Une maladie peut être nommée par référence au symptôme par exemple isi ọwụwa (la tête qui casse) pour indiquer les maux de tête. Elle pourrait aussi être nommée pour refléter soit la croyance populaire soit l’état des connaissances au moment de la formation du terme.

La dénomination de la maladie utilise une ou plusieurs causes de la maladie, surtout si celles-ci sont observables. Par exemple, prolapsus rectal se dit nsụpụta isi eriri afọ ukwu en igbo : isi désigne la tête et isi eriri afọ ukwu désigne le bout du gros intestin. Nsụpụta isi eriri afọ ukwu signifie littéralement « sortie du rectum ».

Prenons un autre exemple, celui du terme désignant l’hypertension. S’appuyant sur des connaissances fragmentaires obtenues ici et là, on parle de ọbara mgbali elu en igbo, ce qui signifie littéralement « la montée du sang ». Ceci laisse penser que les Igbo pensent qu’il y a un accroissement anormal de l’alimentation en sang dans le système du malade alors qu’en réalité il s’agit de l’augmentation de la tension.
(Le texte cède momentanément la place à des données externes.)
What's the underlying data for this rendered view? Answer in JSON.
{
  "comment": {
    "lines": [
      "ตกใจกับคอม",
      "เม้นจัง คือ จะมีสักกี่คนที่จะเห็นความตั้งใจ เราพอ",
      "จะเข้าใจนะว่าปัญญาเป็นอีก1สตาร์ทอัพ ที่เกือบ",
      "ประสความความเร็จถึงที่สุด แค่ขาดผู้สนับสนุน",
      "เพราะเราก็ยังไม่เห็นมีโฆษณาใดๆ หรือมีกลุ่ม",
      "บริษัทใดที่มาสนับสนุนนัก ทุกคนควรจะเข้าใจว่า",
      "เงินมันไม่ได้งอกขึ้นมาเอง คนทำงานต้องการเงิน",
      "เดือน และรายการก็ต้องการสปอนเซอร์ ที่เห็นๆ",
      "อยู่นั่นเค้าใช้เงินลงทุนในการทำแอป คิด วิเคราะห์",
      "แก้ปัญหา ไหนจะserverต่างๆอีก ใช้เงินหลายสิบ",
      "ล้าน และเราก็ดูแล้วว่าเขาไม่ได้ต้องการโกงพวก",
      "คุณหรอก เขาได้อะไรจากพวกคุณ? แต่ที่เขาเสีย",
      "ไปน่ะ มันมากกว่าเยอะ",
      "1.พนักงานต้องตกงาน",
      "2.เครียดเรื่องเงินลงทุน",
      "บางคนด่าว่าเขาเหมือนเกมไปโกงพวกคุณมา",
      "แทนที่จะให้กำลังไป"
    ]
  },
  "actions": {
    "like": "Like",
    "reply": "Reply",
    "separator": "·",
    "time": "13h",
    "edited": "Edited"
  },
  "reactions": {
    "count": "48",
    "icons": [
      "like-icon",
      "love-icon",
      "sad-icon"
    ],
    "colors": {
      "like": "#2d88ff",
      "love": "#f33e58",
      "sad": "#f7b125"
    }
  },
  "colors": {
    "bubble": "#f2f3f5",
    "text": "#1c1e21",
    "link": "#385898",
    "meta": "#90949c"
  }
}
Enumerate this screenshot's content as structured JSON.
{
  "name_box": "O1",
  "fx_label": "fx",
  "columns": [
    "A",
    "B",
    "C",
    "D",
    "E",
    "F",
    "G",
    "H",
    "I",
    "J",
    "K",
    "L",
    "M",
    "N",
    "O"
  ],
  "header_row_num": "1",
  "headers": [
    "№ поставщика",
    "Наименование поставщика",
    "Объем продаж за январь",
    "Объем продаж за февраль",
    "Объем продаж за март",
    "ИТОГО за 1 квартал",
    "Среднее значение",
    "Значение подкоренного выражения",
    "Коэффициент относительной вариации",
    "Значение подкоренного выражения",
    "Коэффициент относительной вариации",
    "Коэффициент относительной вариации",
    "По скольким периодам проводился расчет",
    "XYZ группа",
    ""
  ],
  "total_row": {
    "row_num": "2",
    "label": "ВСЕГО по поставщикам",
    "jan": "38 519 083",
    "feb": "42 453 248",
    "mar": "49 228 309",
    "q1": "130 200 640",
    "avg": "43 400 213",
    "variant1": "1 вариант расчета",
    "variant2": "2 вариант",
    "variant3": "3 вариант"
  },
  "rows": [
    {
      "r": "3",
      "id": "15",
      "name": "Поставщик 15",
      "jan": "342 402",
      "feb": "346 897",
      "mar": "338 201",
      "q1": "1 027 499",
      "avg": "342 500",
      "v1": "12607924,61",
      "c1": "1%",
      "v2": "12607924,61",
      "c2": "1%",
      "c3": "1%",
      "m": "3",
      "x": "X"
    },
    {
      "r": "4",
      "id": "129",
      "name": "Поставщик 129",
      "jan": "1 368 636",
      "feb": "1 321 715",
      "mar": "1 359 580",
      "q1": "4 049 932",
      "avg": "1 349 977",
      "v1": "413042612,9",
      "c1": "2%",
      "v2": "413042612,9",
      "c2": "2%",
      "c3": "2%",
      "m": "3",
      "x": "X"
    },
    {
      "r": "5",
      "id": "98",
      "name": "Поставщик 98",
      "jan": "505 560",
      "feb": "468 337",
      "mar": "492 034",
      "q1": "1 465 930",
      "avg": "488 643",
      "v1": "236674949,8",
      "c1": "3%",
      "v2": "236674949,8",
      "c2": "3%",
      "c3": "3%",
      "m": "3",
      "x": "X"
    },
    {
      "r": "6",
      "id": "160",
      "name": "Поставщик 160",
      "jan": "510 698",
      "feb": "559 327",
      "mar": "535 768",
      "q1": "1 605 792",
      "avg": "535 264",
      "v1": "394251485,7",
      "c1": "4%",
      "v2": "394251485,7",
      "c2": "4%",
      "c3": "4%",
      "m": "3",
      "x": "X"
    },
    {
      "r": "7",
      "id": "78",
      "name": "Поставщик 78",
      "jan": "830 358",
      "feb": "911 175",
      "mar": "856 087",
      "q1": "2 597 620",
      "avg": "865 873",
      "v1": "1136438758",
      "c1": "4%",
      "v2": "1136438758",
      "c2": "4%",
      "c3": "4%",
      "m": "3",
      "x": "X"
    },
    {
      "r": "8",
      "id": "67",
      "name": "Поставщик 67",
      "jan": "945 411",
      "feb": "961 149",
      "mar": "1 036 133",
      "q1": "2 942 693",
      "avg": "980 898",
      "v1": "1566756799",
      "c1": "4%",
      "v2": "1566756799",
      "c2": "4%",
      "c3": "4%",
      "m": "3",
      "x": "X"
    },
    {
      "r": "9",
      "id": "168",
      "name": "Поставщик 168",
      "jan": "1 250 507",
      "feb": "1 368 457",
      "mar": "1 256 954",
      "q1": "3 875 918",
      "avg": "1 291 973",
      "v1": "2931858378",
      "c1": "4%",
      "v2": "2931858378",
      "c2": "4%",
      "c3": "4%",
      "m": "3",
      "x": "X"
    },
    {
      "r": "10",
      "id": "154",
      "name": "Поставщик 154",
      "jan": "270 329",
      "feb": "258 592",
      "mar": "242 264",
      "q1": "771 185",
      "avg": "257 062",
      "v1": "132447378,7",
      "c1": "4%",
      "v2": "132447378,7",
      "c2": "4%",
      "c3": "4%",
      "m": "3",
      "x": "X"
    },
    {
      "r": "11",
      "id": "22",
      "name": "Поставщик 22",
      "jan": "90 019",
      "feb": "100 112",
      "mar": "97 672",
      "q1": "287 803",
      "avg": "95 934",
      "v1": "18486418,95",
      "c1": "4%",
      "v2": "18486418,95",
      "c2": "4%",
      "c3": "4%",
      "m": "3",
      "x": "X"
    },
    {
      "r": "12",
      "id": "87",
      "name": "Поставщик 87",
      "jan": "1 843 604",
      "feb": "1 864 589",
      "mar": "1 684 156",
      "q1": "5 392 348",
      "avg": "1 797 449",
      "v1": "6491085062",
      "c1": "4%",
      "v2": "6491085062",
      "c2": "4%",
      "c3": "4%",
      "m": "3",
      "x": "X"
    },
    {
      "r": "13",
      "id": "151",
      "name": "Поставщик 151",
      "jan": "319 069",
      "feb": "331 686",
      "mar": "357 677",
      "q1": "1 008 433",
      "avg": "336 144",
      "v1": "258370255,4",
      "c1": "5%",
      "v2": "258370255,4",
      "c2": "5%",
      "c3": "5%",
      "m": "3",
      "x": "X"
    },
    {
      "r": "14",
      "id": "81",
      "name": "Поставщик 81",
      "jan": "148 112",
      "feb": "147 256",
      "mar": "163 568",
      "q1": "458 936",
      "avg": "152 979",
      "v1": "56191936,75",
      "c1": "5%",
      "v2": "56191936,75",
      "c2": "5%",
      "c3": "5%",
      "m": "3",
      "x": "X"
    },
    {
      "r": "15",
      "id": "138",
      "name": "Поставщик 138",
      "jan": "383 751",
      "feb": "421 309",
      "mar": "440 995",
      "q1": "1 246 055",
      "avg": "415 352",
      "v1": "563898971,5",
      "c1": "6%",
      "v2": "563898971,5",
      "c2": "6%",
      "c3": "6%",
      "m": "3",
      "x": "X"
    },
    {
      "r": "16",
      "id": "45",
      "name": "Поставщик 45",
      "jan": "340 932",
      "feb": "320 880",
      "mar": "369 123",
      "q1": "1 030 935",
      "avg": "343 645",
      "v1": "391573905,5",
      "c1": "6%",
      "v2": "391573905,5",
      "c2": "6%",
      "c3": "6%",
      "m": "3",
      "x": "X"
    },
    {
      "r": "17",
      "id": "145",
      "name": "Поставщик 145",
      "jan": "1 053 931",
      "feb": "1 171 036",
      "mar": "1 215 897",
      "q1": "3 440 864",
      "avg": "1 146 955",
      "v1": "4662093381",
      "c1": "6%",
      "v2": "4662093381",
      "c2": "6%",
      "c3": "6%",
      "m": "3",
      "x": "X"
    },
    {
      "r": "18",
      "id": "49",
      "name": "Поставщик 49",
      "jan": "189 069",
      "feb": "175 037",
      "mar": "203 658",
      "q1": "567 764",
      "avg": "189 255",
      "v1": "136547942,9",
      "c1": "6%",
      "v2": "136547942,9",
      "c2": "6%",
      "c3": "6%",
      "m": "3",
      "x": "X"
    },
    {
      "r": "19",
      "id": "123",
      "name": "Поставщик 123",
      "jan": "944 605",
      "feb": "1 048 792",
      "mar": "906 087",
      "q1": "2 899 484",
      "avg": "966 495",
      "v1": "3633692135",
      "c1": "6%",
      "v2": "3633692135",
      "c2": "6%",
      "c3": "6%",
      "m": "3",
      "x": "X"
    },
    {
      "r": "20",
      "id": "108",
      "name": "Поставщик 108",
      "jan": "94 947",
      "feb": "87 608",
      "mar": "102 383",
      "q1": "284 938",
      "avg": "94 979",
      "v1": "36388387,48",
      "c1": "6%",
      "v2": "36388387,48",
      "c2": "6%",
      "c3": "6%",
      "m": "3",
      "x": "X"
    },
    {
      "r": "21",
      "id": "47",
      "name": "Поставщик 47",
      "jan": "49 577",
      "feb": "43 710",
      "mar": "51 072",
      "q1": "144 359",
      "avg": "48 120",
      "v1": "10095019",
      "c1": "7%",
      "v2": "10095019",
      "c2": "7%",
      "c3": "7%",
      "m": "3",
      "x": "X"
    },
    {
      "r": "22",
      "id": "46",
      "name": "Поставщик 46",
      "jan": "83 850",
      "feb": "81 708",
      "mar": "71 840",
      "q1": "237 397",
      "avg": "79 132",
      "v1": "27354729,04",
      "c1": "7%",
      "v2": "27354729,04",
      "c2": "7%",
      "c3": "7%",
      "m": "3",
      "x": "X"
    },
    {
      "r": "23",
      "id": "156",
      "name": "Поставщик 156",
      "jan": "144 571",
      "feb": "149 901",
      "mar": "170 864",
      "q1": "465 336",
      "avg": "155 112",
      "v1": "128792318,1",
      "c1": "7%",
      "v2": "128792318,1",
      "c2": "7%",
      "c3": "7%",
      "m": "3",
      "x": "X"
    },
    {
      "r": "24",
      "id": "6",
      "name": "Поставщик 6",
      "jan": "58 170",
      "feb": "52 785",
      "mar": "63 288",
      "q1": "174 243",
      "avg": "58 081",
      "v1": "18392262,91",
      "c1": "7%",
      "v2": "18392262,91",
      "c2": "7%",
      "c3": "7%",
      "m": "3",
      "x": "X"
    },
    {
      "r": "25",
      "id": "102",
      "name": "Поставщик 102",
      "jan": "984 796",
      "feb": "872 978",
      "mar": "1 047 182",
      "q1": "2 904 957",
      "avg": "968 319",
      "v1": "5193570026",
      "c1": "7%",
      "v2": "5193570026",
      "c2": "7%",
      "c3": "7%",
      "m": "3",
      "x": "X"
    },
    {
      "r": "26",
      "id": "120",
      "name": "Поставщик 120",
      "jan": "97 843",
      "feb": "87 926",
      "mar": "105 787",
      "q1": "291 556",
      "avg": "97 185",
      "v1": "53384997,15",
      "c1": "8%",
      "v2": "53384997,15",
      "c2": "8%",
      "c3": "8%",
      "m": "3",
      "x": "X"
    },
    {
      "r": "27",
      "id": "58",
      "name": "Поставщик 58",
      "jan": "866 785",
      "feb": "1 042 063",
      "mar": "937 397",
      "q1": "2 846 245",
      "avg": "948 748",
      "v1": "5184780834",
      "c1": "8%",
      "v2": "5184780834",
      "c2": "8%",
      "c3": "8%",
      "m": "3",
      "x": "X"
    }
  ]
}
Nous proposons ci-après une comparaison des désignations pour dix maladies en anglais, français, efik, yoruba, igbo et tiv. Les maladies comparées sont : l’angine, les brûlures d’estomac, le mal de ventre, la jaunisse, le mal de gorge, la migraine, la maladie de Parkinson, les vertiges, la mauvaise haleine et le mal d’oreille. Ces maladies ont été choisies parce que ce sont des pathologies communes donc connues de tout le monde.

1. angine

Langue Désignation Traduction littérale Focalisation

Anglais tonsillitis irritation des amygdales localisation Français angine mal de gorge (inflammation de

l’isthme du gosier et du pharynx)22

localisation

Igbo mgbapịa nkọlọ écrasement de la gorge symptôme + localisation Efik nsip itͻng douleur de la gorge symptôme + localisation Yoruba bèlubèlù inflammation de la gorge symptôme + localisation

Tiv atundua shin ikyer

douleur de la gorge symptôme + localisation

Si les dénominations dans les quatre langues nigérianes s’appuient toutes sur le symptôme et la localisation du problème, on note toutefois une légère différence dans la manière de dénommer le symptôme. L’efik et le tiv font référence à la douleur alors que l’igbo s’en tient à la sensation d’écrasement que le patient est pourtant seul à pouvoir décrire ; le yoruba s’appuie sur le symptôme clinique en ce sens que le médecin traitant peut effectivement observer l’inflammation en question et ainsi confirmer la sensation du patient. On constate que dans toutes les langues la localisation est dans la gorge. Le tiv et l’efik ont la même motivation dans la dénomination : l’effet ou le résultat de la maladie. La douleur résulte effectivement de l’inflammation. L’anglais et le français utilisent aussi l’effet ou le résultat de la maladie.